Raytheon’s Air & Missile Defense Radar tracks simultaneous missile targets for the first time
Raytheon‘s AN/SPY-6(V) Air and Missile Defense Radar acquired and tracked multiple threat-representative targets simultaneously during its third dedicated flight test at the US Navy’s Pacific Missile Range Facility, Kauai, Hawaii.
The Air and Missile Defense Radar (AN/SPY-6[V]) is the US Navy’s next generation integrated air and missile defence radar, .advancing through development and on track for the DDG-51 FLIGHT III destroyer.
Test success proved AN/SPY-6(V) integrated air and missile defence performance against a short-range ballistic missile target and multiple anti-ship cruise missile targets. The radar searched for, detected and tracked all targets from launch throughout their flights. The test demonstrated the radar’s sensitivity and resource management, a critical multi-mission capability to extend the battlespace and safeguard the fleet from multiple threats.
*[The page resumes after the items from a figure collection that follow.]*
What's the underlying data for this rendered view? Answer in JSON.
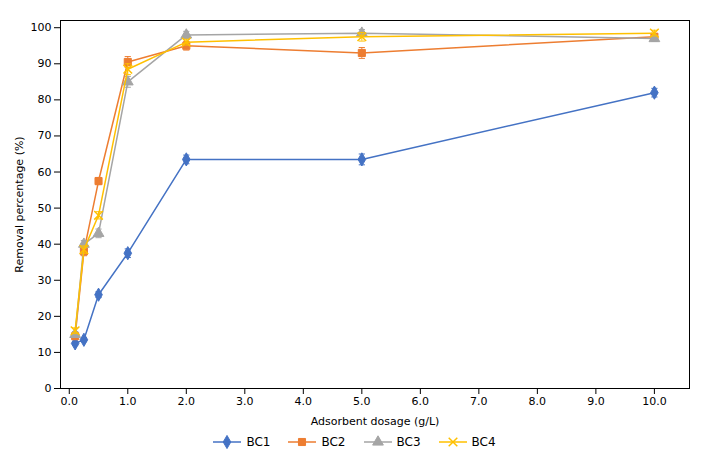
{
  "chart_data": {
    "type": "line",
    "xlabel": "Adsorbent dosage (g/L)",
    "ylabel": "Removal percentage (%)",
    "x": [
      0.1,
      0.25,
      0.5,
      1.0,
      2.0,
      5.0,
      10.0
    ],
    "series": [
      {
        "name": "BC1",
        "color": "#4472C4",
        "marker": "diamond",
        "values": [
          12.5,
          13.5,
          26.0,
          37.5,
          63.5,
          63.5,
          82.0
        ],
        "yerr": [
          0.5,
          0.5,
          0.8,
          1.2,
          1.2,
          1.5,
          1.2
        ]
      },
      {
        "name": "BC2",
        "color": "#ED7D31",
        "marker": "square",
        "values": [
          14.5,
          38.0,
          57.5,
          90.5,
          95.0,
          93.0,
          97.5
        ],
        "yerr": [
          0.8,
          1.2,
          1.0,
          1.5,
          1.2,
          1.5,
          0.8
        ]
      },
      {
        "name": "BC3",
        "color": "#A5A5A5",
        "marker": "triangle",
        "values": [
          15.0,
          40.0,
          43.0,
          85.0,
          98.0,
          98.5,
          97.0
        ],
        "yerr": [
          0.8,
          1.0,
          1.2,
          1.5,
          1.0,
          1.0,
          0.8
        ]
      },
      {
        "name": "BC4",
        "color": "#FFC000",
        "marker": "x",
        "values": [
          16.0,
          38.5,
          48.0,
          88.5,
          96.0,
          97.5,
          98.5
        ],
        "yerr": [
          0.8,
          1.0,
          1.0,
          1.5,
          0.8,
          1.2,
          0.8
        ]
      }
    ],
    "xlim": [
      -0.15,
      10.6
    ],
    "ylim": [
      0,
      102
    ],
    "xticks": [
      {
        "value": 0.0,
        "label": "0.0"
      },
      {
        "value": 1.0,
        "label": "1.0"
      },
      {
        "value": 2.0,
        "label": "2.0"
      },
      {
        "value": 3.0,
        "label": "3.0"
      },
      {
        "value": 4.0,
        "label": "4.0"
      },
      {
        "value": 5.0,
        "label": "5.0"
      },
      {
        "value": 6.0,
        "label": "6.0"
      },
      {
        "value": 7.0,
        "label": "7.0"
      },
      {
        "value": 8.0,
        "label": "8.0"
      },
      {
        "value": 9.0,
        "label": "9.0"
      },
      {
        "value": 10.0,
        "label": "10.0"
      }
    ],
    "yticks": [
      0,
      10,
      20,
      30,
      40,
      50,
      60,
      70,
      80,
      90,
      100
    ],
    "grid": false,
    "legend": "bottom"
  }
}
“The speed, range, trajectory and complexity of multiple targets proved no match for AN/SPY-6 – it acquired and tracked them all,” said Raytheon’s Tad Dickenson, AN/SPY-6(V) Program Director. “It was truly gratifying for our government-Raytheon team to see the culmination of our engineering efforts in action, and achieve our third straight success.”
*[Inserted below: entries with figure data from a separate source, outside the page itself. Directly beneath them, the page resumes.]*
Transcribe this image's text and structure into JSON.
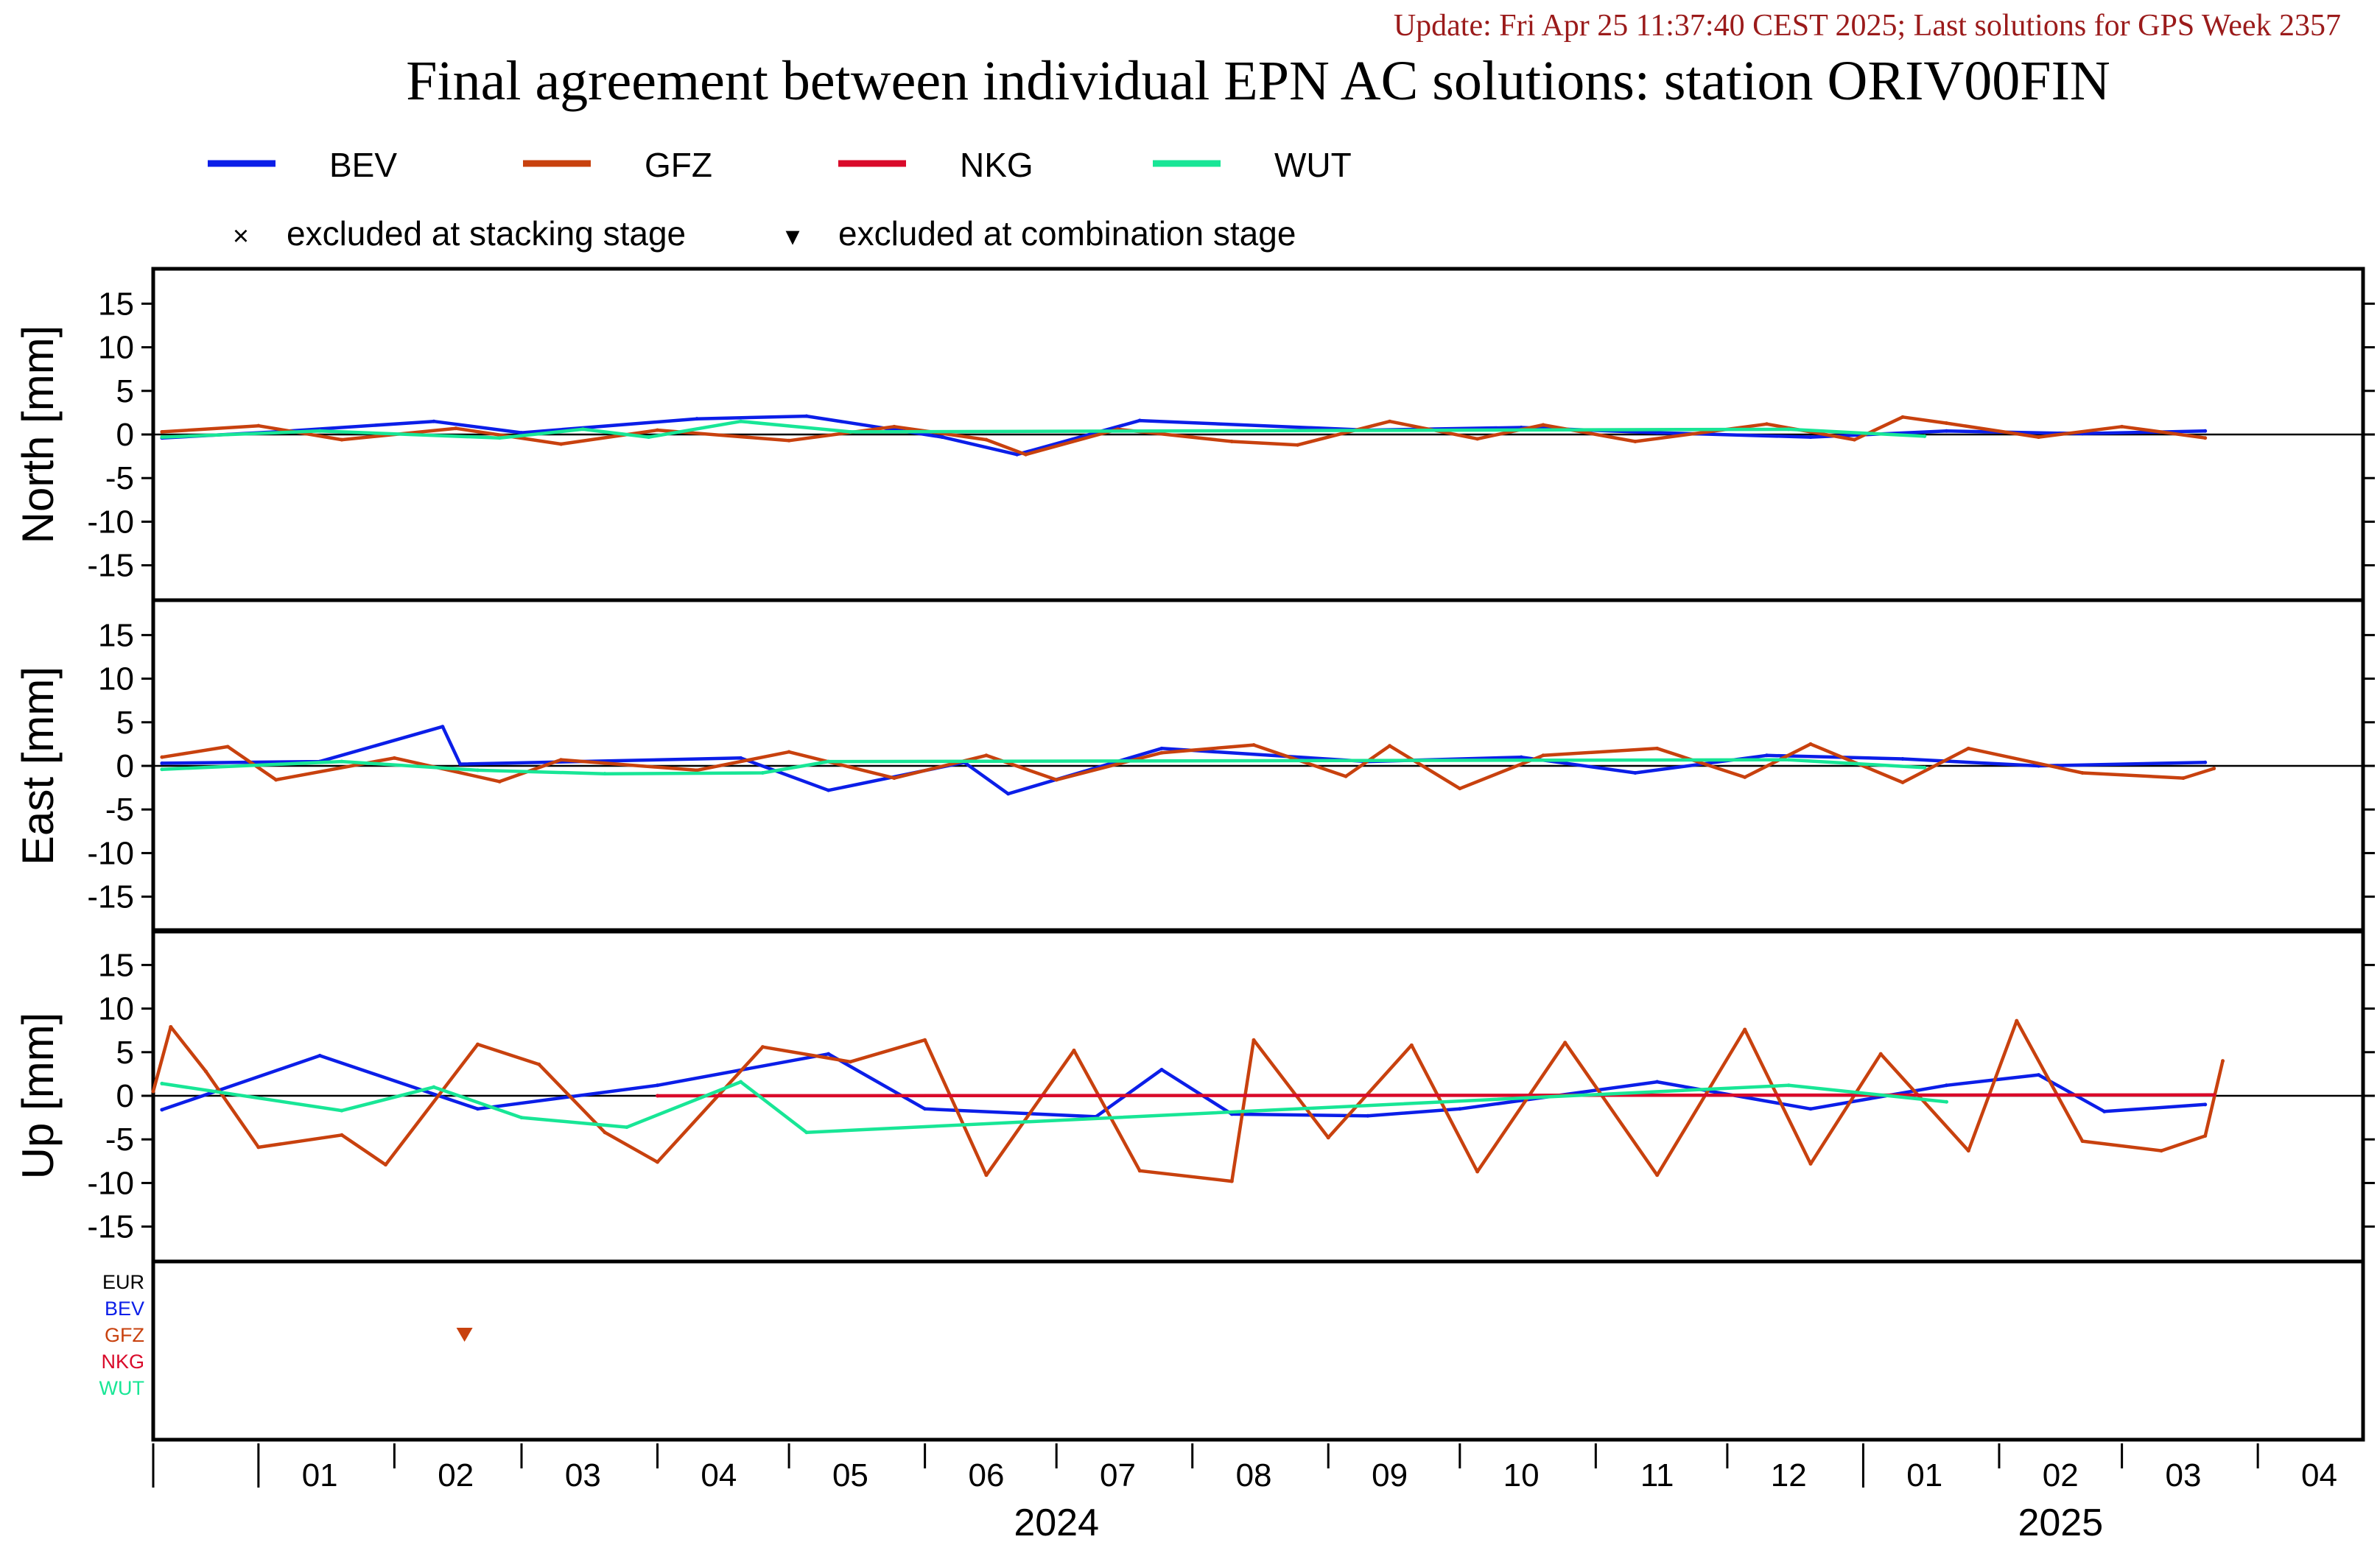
{
  "update_line": "Update: Fri Apr 25 11:37:40 CEST 2025; Last solutions for GPS Week 2357",
  "title": "Final agreement between individual EPN AC solutions: station ORIV00FIN",
  "colors": {
    "BEV": "#0b1ee8",
    "GFZ": "#c8410e",
    "NKG": "#d90a2a",
    "WUT": "#18e696",
    "EUR": "#000000",
    "update_text": "#9b1b1b"
  },
  "legend": {
    "series": [
      {
        "name": "BEV",
        "color": "#0b1ee8"
      },
      {
        "name": "GFZ",
        "color": "#c8410e"
      },
      {
        "name": "NKG",
        "color": "#d90a2a"
      },
      {
        "name": "WUT",
        "color": "#18e696"
      }
    ],
    "markers": [
      {
        "symbol": "×",
        "label": "excluded at stacking stage"
      },
      {
        "symbol": "▾",
        "label": "excluded at combination stage"
      }
    ]
  },
  "chart_data": {
    "type": "line",
    "x_axis": {
      "start": "2023-12-08",
      "end": "2025-04-25",
      "month_ticks": [
        {
          "label": "01",
          "date": "2024-01-15"
        },
        {
          "label": "02",
          "date": "2024-02-15"
        },
        {
          "label": "03",
          "date": "2024-03-15"
        },
        {
          "label": "04",
          "date": "2024-04-15"
        },
        {
          "label": "05",
          "date": "2024-05-15"
        },
        {
          "label": "06",
          "date": "2024-06-15"
        },
        {
          "label": "07",
          "date": "2024-07-15"
        },
        {
          "label": "08",
          "date": "2024-08-15"
        },
        {
          "label": "09",
          "date": "2024-09-15"
        },
        {
          "label": "10",
          "date": "2024-10-15"
        },
        {
          "label": "11",
          "date": "2024-11-15"
        },
        {
          "label": "12",
          "date": "2024-12-15"
        },
        {
          "label": "01",
          "date": "2025-01-15"
        },
        {
          "label": "02",
          "date": "2025-02-15"
        },
        {
          "label": "03",
          "date": "2025-03-15"
        },
        {
          "label": "04",
          "date": "2025-04-15"
        }
      ],
      "years": [
        {
          "label": "2024",
          "date": "2024-07-01"
        },
        {
          "label": "2025",
          "date": "2025-02-15"
        }
      ]
    },
    "panels": [
      {
        "ylabel": "North [mm]",
        "ylim": [
          -19,
          19
        ],
        "yticks": [
          15,
          10,
          5,
          0,
          -5,
          -10,
          -15
        ],
        "series": [
          {
            "name": "BEV",
            "color": "#0b1ee8",
            "points": [
              [
                "2023-12-10",
                -0.4
              ],
              [
                "2024-01-05",
                0.3
              ],
              [
                "2024-02-10",
                1.5
              ],
              [
                "2024-03-01",
                0.2
              ],
              [
                "2024-04-10",
                1.8
              ],
              [
                "2024-05-05",
                2.1
              ],
              [
                "2024-06-05",
                -0.3
              ],
              [
                "2024-06-22",
                -2.3
              ],
              [
                "2024-07-20",
                1.6
              ],
              [
                "2024-09-10",
                0.5
              ],
              [
                "2024-10-15",
                0.8
              ],
              [
                "2024-11-15",
                0.2
              ],
              [
                "2024-12-20",
                -0.3
              ],
              [
                "2025-01-20",
                0.4
              ],
              [
                "2025-02-20",
                0.1
              ],
              [
                "2025-03-20",
                0.4
              ]
            ]
          },
          {
            "name": "GFZ",
            "color": "#c8410e",
            "points": [
              [
                "2023-12-10",
                0.3
              ],
              [
                "2024-01-01",
                1.0
              ],
              [
                "2024-01-20",
                -0.6
              ],
              [
                "2024-02-15",
                0.7
              ],
              [
                "2024-03-10",
                -1.1
              ],
              [
                "2024-04-01",
                0.5
              ],
              [
                "2024-05-01",
                -0.7
              ],
              [
                "2024-05-25",
                0.9
              ],
              [
                "2024-06-15",
                -0.6
              ],
              [
                "2024-06-24",
                -2.3
              ],
              [
                "2024-07-15",
                0.6
              ],
              [
                "2024-08-10",
                -0.8
              ],
              [
                "2024-08-25",
                -1.2
              ],
              [
                "2024-09-15",
                1.5
              ],
              [
                "2024-10-05",
                -0.5
              ],
              [
                "2024-10-20",
                1.1
              ],
              [
                "2024-11-10",
                -0.8
              ],
              [
                "2024-12-10",
                1.2
              ],
              [
                "2024-12-30",
                -0.6
              ],
              [
                "2025-01-10",
                2.0
              ],
              [
                "2025-01-20",
                1.3
              ],
              [
                "2025-02-10",
                -0.3
              ],
              [
                "2025-03-01",
                0.9
              ],
              [
                "2025-03-20",
                -0.4
              ]
            ]
          },
          {
            "name": "WUT",
            "color": "#18e696",
            "points": [
              [
                "2023-12-10",
                -0.3
              ],
              [
                "2024-01-15",
                0.4
              ],
              [
                "2024-02-25",
                -0.4
              ],
              [
                "2024-03-15",
                0.6
              ],
              [
                "2024-03-30",
                -0.3
              ],
              [
                "2024-04-20",
                1.5
              ],
              [
                "2024-05-15",
                0.3
              ],
              [
                "2024-12-15",
                0.6
              ],
              [
                "2025-01-15",
                -0.2
              ]
            ]
          }
        ]
      },
      {
        "ylabel": "East [mm]",
        "ylim": [
          -19,
          19
        ],
        "yticks": [
          15,
          10,
          5,
          0,
          -5,
          -10,
          -15
        ],
        "series": [
          {
            "name": "BEV",
            "color": "#0b1ee8",
            "points": [
              [
                "2023-12-10",
                0.3
              ],
              [
                "2024-01-15",
                0.5
              ],
              [
                "2024-02-12",
                4.5
              ],
              [
                "2024-02-16",
                0.2
              ],
              [
                "2024-04-20",
                0.9
              ],
              [
                "2024-05-10",
                -2.8
              ],
              [
                "2024-06-10",
                0.4
              ],
              [
                "2024-06-20",
                -3.2
              ],
              [
                "2024-07-25",
                2.0
              ],
              [
                "2024-09-10",
                0.5
              ],
              [
                "2024-10-15",
                1.0
              ],
              [
                "2024-11-10",
                -0.8
              ],
              [
                "2024-12-10",
                1.2
              ],
              [
                "2025-01-10",
                0.8
              ],
              [
                "2025-02-10",
                0.0
              ],
              [
                "2025-03-20",
                0.4
              ]
            ]
          },
          {
            "name": "GFZ",
            "color": "#c8410e",
            "points": [
              [
                "2023-12-10",
                1.0
              ],
              [
                "2023-12-25",
                2.2
              ],
              [
                "2024-01-05",
                -1.6
              ],
              [
                "2024-02-01",
                0.9
              ],
              [
                "2024-02-25",
                -1.8
              ],
              [
                "2024-03-10",
                0.7
              ],
              [
                "2024-04-10",
                -0.5
              ],
              [
                "2024-05-01",
                1.6
              ],
              [
                "2024-05-25",
                -1.4
              ],
              [
                "2024-06-15",
                1.2
              ],
              [
                "2024-07-01",
                -1.6
              ],
              [
                "2024-07-25",
                1.5
              ],
              [
                "2024-08-15",
                2.4
              ],
              [
                "2024-09-05",
                -1.2
              ],
              [
                "2024-09-15",
                2.3
              ],
              [
                "2024-10-01",
                -2.6
              ],
              [
                "2024-10-20",
                1.2
              ],
              [
                "2024-11-15",
                2.0
              ],
              [
                "2024-12-05",
                -1.3
              ],
              [
                "2024-12-20",
                2.5
              ],
              [
                "2025-01-10",
                -1.9
              ],
              [
                "2025-01-25",
                2.0
              ],
              [
                "2025-02-20",
                -0.8
              ],
              [
                "2025-03-15",
                -1.4
              ],
              [
                "2025-03-22",
                -0.3
              ]
            ]
          },
          {
            "name": "WUT",
            "color": "#18e696",
            "points": [
              [
                "2023-12-10",
                -0.4
              ],
              [
                "2024-01-20",
                0.5
              ],
              [
                "2024-02-20",
                -0.5
              ],
              [
                "2024-03-20",
                -0.9
              ],
              [
                "2024-04-25",
                -0.8
              ],
              [
                "2024-05-10",
                0.5
              ],
              [
                "2024-12-15",
                0.7
              ],
              [
                "2025-01-15",
                -0.2
              ]
            ]
          }
        ]
      },
      {
        "ylabel": "Up [mm]",
        "ylim": [
          -19,
          19
        ],
        "yticks": [
          15,
          10,
          5,
          0,
          -5,
          -10,
          -15
        ],
        "series": [
          {
            "name": "BEV",
            "color": "#0b1ee8",
            "points": [
              [
                "2023-12-10",
                -1.6
              ],
              [
                "2024-01-15",
                4.6
              ],
              [
                "2024-02-20",
                -1.5
              ],
              [
                "2024-04-01",
                1.2
              ],
              [
                "2024-05-10",
                4.8
              ],
              [
                "2024-06-01",
                -1.5
              ],
              [
                "2024-07-10",
                -2.4
              ],
              [
                "2024-07-25",
                3.0
              ],
              [
                "2024-08-10",
                -2.1
              ],
              [
                "2024-09-10",
                -2.3
              ],
              [
                "2024-10-01",
                -1.5
              ],
              [
                "2024-11-15",
                1.6
              ],
              [
                "2024-12-20",
                -1.5
              ],
              [
                "2025-01-20",
                1.2
              ],
              [
                "2025-02-10",
                2.4
              ],
              [
                "2025-02-25",
                -1.8
              ],
              [
                "2025-03-20",
                -1.0
              ]
            ]
          },
          {
            "name": "GFZ",
            "color": "#c8410e",
            "points": [
              [
                "2023-12-08",
                0.5
              ],
              [
                "2023-12-12",
                7.9
              ],
              [
                "2023-12-20",
                2.8
              ],
              [
                "2024-01-01",
                -5.9
              ],
              [
                "2024-01-20",
                -4.5
              ],
              [
                "2024-01-30",
                -7.9
              ],
              [
                "2024-02-20",
                5.9
              ],
              [
                "2024-03-05",
                3.6
              ],
              [
                "2024-03-20",
                -4.2
              ],
              [
                "2024-04-01",
                -7.6
              ],
              [
                "2024-04-25",
                5.6
              ],
              [
                "2024-05-15",
                3.9
              ],
              [
                "2024-06-01",
                6.4
              ],
              [
                "2024-06-15",
                -9.1
              ],
              [
                "2024-07-05",
                5.2
              ],
              [
                "2024-07-20",
                -8.6
              ],
              [
                "2024-08-10",
                -9.8
              ],
              [
                "2024-08-15",
                6.4
              ],
              [
                "2024-09-01",
                -4.8
              ],
              [
                "2024-09-20",
                5.8
              ],
              [
                "2024-10-05",
                -8.7
              ],
              [
                "2024-10-25",
                6.1
              ],
              [
                "2024-11-15",
                -9.1
              ],
              [
                "2024-12-05",
                7.6
              ],
              [
                "2024-12-20",
                -7.8
              ],
              [
                "2025-01-05",
                4.8
              ],
              [
                "2025-01-25",
                -6.3
              ],
              [
                "2025-02-05",
                8.6
              ],
              [
                "2025-02-20",
                -5.2
              ],
              [
                "2025-03-10",
                -6.3
              ],
              [
                "2025-03-20",
                -4.6
              ],
              [
                "2025-03-24",
                4.0
              ]
            ]
          },
          {
            "name": "NKG",
            "color": "#d90a2a",
            "points": [
              [
                "2024-04-01",
                0.0
              ],
              [
                "2025-03-22",
                0.1
              ]
            ]
          },
          {
            "name": "WUT",
            "color": "#18e696",
            "points": [
              [
                "2023-12-10",
                1.4
              ],
              [
                "2024-01-20",
                -1.7
              ],
              [
                "2024-02-10",
                1.0
              ],
              [
                "2024-03-01",
                -2.5
              ],
              [
                "2024-03-25",
                -3.6
              ],
              [
                "2024-04-20",
                1.6
              ],
              [
                "2024-05-05",
                -4.2
              ],
              [
                "2024-12-15",
                1.2
              ],
              [
                "2025-01-20",
                -0.7
              ]
            ]
          }
        ]
      }
    ],
    "exclusions": {
      "rows": [
        "EUR",
        "BEV",
        "GFZ",
        "NKG",
        "WUT"
      ],
      "combination_stage": [
        {
          "ac": "GFZ",
          "date": "2024-02-17"
        }
      ],
      "stacking_stage": []
    }
  }
}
“This radar was specifically designed to handle ballistic missiles and cruise missiles simultaneously and it’s doing just that,” US Navy Cpt. Seiko Okano, Major Program Manager for Above Water Sensors, Program Executive Office Integrated Warfare Systems, continued. “AMDR is successfully demonstrating performance in a series of increasingly difficult test events and is on track to deliver advanced capability to the navy’s first FLIGHT III Destroyer.”
Successes for AN/SPY-6 continue to stack up, following its second ballistic missile test flight in July. The radar has now demonstrated its performance against an array of singular and simultaneous live targets of increasing complexity, including integrated air and missile defence targets of opportunity, satellites and aircraft.
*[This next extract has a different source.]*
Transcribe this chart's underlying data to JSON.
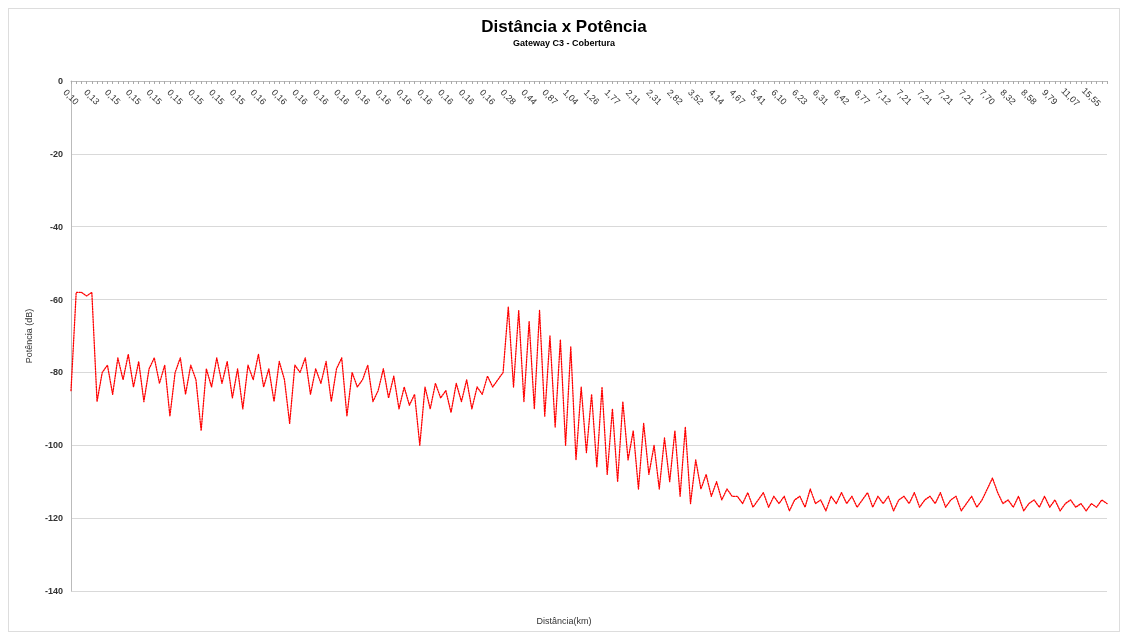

Thanks to gallium-nitride-based technology, the new radar is many times more capable than the current AN/SPY-1 that is installed on the current generation of ARLEIGH BURKE–class destroyers and TICONDEROGA-class missile cruisers. Indeed, compared to the SPY-1D(V) on the current DDG-51 ships, the SPY-6(V) can spot a target of half the size at twice the distance of the existing radar. The system is, “over 30 times more sensitive than AN/SPY-1D(V) in the Flight III configuration,” according to Raytheon.
The system is completely digital and software programmable, based on commercial computer hardware, which means that the SPY-6(V) can easily be adapted for the future. The SPY-6 (V) is capable of, “adaptive digital beamforming and radar signal/data processing functionality provides exceptional capability in adverse conditions, such as high-clutter and jamming environments,” according to Raytheon. “It is also reprogrammable to adapt to new missions or emerging threats.”